On January 6, Microsoft announced their intentions to purchase Parature for a reported $100M. This event is a good thing all around. Net, net, it plugs some holes in the  MS Dynamics CRM product, and gives Parature, a 13 year old company, a viable exit strategy.

Microsoft Dynamics is a strong CRM product for customer service. Forrester considers it a leader in our most recent CRM Suites Customer Service solution wave.  Microsoft Dynamics is also doing well. At their recent analyst event, they communicated the following statistics: 12% revenue growth in FY13; Dynamics AX and CRM growing by double digits worldwide and 30% in the Americas and Asia; and CRM Online growing by 80% in FY13, with two out of every three new customers opting for cloud. Microsoft Dynamics has 359,000 customers and 5 million users, while Microsoft Dynamics CRM has 40,000 customers and 3.5 million users. Read more about this event here.

However, the solution had some obvious deficiencies: no agent facing knowledge management or web self service capabilities, no chat capabilities and the solution lacked robust email response management capabilities. This prevented them from effectively competing in multichannel customer service deals against the likes of Salesforce's Service Cloud and Oracle RightNow. And the momentum for multichannel customer service solutions is increasing in 2014, partly due to an uptick in the economy which allows organizations to modernize their customer service solutions, and partly due to the increased focus on customer experience.

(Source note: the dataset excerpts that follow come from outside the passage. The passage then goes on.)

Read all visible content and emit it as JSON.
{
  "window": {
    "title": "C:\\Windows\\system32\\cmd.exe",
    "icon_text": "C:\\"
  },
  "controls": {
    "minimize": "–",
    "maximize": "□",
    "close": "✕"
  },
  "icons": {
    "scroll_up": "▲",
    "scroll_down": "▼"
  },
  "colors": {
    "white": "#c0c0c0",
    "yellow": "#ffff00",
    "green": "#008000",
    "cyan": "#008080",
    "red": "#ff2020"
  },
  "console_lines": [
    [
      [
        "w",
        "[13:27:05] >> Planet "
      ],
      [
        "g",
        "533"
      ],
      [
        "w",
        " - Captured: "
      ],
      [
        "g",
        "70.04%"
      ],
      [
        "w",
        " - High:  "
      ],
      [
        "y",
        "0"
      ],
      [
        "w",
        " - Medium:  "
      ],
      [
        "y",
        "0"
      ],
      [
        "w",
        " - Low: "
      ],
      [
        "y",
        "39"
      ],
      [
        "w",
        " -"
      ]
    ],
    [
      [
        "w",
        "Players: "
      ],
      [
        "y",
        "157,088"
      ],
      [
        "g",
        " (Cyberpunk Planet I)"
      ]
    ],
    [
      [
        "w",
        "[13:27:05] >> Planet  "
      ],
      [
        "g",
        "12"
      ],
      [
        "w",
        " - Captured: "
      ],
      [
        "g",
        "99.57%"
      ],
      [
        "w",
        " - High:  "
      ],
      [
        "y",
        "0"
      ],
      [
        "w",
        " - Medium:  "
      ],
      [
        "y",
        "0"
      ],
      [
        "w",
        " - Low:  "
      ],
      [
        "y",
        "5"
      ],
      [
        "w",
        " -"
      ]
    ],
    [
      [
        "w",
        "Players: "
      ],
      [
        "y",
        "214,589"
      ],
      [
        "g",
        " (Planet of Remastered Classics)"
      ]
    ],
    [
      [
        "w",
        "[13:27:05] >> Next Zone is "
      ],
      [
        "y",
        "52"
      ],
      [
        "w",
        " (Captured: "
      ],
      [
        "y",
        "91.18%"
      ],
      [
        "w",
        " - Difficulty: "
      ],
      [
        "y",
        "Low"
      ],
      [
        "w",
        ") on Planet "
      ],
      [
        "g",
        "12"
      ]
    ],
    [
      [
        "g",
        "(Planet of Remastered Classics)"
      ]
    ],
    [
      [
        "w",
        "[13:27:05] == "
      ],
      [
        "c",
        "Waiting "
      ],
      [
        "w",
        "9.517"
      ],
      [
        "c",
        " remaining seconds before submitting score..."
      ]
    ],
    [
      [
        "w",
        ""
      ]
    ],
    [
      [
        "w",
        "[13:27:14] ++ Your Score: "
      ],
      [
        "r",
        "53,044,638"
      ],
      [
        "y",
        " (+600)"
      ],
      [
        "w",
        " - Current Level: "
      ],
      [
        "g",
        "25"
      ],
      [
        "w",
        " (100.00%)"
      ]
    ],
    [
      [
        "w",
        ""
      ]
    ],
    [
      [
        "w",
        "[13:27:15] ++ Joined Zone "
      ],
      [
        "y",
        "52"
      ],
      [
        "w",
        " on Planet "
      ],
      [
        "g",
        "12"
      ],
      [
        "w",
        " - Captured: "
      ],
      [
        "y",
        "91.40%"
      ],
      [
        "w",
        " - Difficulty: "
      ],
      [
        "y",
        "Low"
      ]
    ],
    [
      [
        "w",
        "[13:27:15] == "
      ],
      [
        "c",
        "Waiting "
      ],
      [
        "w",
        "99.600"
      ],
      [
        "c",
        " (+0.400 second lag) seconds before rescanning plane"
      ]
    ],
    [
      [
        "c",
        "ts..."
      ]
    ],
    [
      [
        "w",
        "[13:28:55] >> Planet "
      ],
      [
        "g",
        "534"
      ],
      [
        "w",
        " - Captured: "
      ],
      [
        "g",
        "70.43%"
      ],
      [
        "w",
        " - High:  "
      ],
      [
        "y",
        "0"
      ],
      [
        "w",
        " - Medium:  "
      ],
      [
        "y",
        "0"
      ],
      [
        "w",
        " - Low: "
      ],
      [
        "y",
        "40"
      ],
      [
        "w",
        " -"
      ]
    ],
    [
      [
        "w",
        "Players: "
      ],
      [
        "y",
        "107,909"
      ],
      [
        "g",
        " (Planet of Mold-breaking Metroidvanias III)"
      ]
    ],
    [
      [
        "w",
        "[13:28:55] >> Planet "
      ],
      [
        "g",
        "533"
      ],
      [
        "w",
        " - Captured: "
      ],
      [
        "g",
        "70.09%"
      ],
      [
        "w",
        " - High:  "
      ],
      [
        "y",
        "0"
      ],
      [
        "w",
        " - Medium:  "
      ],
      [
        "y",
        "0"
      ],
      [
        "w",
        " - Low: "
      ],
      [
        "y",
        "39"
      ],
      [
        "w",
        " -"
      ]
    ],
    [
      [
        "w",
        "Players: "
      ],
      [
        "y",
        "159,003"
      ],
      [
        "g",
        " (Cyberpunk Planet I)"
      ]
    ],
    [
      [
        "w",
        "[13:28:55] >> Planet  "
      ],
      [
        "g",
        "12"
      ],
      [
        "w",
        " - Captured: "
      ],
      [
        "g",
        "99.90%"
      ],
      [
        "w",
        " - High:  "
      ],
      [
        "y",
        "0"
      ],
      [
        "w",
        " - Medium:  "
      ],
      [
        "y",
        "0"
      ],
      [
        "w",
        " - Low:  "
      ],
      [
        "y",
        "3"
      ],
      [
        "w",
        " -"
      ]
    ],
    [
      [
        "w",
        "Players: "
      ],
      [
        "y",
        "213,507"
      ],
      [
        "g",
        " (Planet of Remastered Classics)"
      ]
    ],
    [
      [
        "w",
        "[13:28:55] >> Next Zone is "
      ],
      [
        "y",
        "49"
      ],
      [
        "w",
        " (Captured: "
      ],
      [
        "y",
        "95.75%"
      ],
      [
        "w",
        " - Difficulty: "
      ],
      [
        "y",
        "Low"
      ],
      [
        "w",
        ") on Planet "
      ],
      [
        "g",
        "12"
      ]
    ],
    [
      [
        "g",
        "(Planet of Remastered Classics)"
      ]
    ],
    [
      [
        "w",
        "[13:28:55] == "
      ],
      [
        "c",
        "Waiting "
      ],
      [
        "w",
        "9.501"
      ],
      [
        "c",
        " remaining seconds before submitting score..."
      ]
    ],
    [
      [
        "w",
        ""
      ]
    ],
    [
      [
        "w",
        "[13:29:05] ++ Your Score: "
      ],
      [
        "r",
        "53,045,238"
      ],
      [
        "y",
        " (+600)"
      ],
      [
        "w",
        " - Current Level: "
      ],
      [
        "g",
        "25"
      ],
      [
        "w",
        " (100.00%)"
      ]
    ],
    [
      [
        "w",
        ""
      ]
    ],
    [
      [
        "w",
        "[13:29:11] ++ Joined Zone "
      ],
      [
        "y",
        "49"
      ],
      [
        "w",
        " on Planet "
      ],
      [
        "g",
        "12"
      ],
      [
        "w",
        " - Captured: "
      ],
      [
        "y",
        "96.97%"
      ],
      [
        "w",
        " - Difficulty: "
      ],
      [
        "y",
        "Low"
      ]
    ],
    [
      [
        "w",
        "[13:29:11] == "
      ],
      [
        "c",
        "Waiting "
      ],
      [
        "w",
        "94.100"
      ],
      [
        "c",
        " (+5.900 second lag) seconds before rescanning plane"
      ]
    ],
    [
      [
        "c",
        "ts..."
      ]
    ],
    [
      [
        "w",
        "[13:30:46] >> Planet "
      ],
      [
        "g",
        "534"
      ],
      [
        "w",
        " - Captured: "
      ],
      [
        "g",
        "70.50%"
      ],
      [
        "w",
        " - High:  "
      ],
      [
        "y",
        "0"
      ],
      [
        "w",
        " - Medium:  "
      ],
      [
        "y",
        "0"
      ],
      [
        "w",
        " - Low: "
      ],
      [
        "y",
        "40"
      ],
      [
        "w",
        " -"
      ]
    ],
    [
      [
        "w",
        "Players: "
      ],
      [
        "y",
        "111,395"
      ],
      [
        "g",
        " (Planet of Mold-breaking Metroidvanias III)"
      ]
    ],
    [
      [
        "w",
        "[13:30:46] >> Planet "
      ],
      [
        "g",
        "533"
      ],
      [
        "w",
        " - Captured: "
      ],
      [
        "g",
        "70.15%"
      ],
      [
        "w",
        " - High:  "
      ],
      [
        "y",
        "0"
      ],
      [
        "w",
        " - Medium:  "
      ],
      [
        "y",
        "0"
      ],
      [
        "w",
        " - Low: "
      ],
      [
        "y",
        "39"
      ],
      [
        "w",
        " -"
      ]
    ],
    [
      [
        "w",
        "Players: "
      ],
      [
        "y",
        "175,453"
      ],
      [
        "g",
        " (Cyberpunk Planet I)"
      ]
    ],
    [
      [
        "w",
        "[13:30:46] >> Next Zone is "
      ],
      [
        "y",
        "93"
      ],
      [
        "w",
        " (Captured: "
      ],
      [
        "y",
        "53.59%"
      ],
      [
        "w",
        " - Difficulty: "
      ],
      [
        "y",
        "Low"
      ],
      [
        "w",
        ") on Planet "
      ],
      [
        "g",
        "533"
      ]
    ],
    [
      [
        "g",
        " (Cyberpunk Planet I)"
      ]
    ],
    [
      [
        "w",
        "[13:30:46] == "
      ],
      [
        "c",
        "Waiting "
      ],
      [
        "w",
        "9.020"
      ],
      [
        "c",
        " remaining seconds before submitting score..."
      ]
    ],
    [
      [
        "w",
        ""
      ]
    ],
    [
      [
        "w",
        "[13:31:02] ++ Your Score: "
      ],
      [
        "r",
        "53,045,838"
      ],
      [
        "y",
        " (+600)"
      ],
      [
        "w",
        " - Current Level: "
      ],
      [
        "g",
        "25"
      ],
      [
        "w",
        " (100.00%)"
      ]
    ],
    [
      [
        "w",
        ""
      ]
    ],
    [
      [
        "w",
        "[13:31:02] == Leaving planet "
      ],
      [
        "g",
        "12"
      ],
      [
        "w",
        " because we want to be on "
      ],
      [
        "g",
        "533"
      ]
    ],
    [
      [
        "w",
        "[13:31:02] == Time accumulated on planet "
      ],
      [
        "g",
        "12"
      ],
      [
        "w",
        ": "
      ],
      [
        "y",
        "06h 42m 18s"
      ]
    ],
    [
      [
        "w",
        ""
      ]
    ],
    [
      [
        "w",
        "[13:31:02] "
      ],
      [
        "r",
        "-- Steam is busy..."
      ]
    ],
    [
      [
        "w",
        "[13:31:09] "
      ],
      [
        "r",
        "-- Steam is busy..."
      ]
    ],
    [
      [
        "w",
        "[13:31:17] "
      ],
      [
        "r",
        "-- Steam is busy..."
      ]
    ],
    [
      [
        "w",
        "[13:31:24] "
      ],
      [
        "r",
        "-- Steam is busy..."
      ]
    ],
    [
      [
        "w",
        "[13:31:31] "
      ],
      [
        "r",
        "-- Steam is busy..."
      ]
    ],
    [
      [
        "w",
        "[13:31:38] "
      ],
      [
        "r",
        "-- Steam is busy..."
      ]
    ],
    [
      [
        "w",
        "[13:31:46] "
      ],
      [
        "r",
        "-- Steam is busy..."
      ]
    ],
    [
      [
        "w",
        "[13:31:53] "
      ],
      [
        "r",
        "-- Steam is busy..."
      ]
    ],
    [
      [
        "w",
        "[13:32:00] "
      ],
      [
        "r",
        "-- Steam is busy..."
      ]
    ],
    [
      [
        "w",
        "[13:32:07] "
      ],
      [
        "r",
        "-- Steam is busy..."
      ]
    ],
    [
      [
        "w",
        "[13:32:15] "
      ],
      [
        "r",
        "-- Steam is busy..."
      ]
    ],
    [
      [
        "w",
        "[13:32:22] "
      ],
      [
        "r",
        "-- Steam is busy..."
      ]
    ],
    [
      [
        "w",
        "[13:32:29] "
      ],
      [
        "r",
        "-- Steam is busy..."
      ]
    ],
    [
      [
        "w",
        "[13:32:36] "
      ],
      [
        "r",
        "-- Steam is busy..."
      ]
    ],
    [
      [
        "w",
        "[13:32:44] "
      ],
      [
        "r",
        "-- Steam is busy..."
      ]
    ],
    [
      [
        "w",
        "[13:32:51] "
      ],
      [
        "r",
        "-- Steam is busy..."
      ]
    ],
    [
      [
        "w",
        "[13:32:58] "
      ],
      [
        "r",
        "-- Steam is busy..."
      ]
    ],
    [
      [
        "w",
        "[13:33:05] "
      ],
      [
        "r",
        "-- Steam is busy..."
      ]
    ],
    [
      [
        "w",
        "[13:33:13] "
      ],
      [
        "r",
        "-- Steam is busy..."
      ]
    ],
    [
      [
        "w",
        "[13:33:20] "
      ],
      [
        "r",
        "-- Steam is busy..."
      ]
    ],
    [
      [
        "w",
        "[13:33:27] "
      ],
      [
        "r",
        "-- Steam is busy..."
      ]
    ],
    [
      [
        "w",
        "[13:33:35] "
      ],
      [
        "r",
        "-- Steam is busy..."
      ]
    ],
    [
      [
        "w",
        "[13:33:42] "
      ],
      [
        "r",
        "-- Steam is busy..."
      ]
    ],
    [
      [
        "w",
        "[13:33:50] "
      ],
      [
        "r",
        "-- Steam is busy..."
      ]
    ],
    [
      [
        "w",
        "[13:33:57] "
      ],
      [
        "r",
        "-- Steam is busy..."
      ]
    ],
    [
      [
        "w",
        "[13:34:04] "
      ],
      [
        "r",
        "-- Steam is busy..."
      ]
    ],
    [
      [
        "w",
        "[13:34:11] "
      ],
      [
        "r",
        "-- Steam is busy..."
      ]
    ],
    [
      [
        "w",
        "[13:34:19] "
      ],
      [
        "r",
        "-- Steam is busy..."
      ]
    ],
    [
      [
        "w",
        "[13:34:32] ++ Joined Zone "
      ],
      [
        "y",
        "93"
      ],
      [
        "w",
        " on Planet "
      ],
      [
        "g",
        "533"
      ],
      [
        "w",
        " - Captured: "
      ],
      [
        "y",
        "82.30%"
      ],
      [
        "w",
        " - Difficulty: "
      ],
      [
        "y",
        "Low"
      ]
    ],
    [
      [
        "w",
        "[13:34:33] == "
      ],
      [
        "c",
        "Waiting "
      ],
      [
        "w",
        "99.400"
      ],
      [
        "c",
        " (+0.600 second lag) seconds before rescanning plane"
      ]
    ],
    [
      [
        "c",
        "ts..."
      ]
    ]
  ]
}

Parature is  a small, cloud-based, .NET multichannel customer service solution, with revenues of about $16M, which provide a  robust set of communication channels which include the digital (email, chat), and social channels, very solid knowledge management capabilities, as well as a set of other attributes. They have a solid set of referenceable customers in the commercial and nonprofit space.

Parature has been a Microsoft Dynamics CRM partner for over a year.Today, there are connectors between MS Dynamics CRM and Parature, which several companies already use. This acquisition now allows these connectors to be hardened. In addition, after the acquisition, Parature will also be available as a standalone solution, independent of Microsoft Dynamics, for those companies that need only Parature's set of features. This means that current Parature customers should not worry about being supported.

What does this acquisition also mean? Customer service software is a mature software category. It means that the wave of market consolidation will continue. Best-in-breed multichannel customer service companies will struggle even more to compete against the behemoths of the likes of Oracle, Salesforce, Microsoft who have been maturing their solutions via acquisition for the last several years.